Information Systems:Azure for Web Orders
Summary
The new Web Orders site is hosted on Azure. The resources are grouped in the Resource Group rg-weborders, within the Azure PAYG Subscription 1 subscription.
Components
Web Application
The web application is hosted using Azure App Service, which is a serverless service that provides web runtimes e.g. PHP-CGI (PHP), WSGI (Python), to run web applications without having to maintain a server/VM.

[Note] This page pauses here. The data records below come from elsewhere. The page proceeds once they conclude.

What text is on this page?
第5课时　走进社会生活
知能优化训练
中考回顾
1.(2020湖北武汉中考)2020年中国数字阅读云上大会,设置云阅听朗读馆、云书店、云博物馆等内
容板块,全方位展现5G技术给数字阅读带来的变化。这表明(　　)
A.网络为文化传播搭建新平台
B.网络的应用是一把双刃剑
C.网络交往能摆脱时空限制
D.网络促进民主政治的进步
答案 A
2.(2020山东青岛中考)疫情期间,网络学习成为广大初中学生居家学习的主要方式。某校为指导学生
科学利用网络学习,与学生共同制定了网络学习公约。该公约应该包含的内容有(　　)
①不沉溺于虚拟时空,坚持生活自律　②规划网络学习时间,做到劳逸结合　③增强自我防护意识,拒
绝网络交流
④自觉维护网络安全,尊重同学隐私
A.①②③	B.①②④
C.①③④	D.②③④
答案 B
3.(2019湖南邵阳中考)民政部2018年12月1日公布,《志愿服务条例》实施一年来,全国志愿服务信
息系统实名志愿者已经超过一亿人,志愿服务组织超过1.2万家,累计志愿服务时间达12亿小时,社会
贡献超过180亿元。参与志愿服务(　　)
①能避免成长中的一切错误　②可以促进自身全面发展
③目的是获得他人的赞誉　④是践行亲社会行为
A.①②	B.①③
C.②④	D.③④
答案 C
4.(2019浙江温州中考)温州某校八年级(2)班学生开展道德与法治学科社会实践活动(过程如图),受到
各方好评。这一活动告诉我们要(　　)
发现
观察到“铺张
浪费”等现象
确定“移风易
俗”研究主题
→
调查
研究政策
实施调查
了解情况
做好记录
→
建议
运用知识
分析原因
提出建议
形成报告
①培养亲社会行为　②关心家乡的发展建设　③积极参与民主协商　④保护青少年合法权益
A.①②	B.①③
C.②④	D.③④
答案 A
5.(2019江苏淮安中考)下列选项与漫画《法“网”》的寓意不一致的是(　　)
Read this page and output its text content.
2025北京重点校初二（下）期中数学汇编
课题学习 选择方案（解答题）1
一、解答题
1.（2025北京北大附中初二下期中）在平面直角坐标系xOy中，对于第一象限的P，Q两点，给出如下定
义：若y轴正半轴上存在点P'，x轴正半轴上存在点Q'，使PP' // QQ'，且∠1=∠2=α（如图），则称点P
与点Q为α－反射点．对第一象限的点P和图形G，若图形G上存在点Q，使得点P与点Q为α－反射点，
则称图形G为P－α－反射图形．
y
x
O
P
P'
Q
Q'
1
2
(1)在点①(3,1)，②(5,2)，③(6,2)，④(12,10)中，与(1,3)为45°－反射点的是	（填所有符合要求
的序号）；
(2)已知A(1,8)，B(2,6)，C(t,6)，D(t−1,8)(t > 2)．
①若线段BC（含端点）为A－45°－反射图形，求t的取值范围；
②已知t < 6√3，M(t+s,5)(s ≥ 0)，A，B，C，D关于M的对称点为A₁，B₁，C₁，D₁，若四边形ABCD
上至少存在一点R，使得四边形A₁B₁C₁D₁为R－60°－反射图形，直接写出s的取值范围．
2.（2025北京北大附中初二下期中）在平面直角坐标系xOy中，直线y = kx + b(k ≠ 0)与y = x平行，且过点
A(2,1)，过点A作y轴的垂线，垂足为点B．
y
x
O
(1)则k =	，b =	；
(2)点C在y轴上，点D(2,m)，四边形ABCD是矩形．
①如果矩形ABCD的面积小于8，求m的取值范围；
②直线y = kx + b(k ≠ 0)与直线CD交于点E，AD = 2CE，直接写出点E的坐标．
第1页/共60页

Code deployment and administration
While there is no actual server/VM to administer, App Service allows for shell-like access and FTP/SFTP to enable some administrative tasks (although deployment through CI/CD is the better practice). Shell access is available via Kudu SCM.
Deployment Slots
Deployment slots allow for dev, test, and prod instances of the application.
Databases
Azure SQL (SQL Server) is used for the database(s). Currently, there is a single instance uwdintdb of Azure SQL that hosts multiple databases that share an elastic pool (for compute).
Connectivity
Direct connection (e.g. port 1433) to uwdintdb is allowed through firewall rules (IP whitelist) which can be administered in Azure. Connectivity from applications, such as Synapse and Web Orders itself, is done through Private Endpoint.
Administration
Access
Database access is available via direct connection (port 3306). Access is IP-restricted for security reasons.
Source Control and DevOps
Azure DevOps is used for both git / source control (using Azure Repos), and CI/CD (build pipelines).
There are two repos in the project, one each for the back-end and front-end.
Integration with D365
The integration between Web Orders and D365 occurs via 2 main patterns/methods:
- Through a dedicated integration/middleware database that is written to with D365 data and read by Web Orders. This database is found in the same MySQL instance as the one for the application (it is just a separate schema).
- Through REST API endpoints that allow Web Orders to POST data e.g. orders into D365. There are no Azure components for this on the Web Orders side, as API consumption is done in code.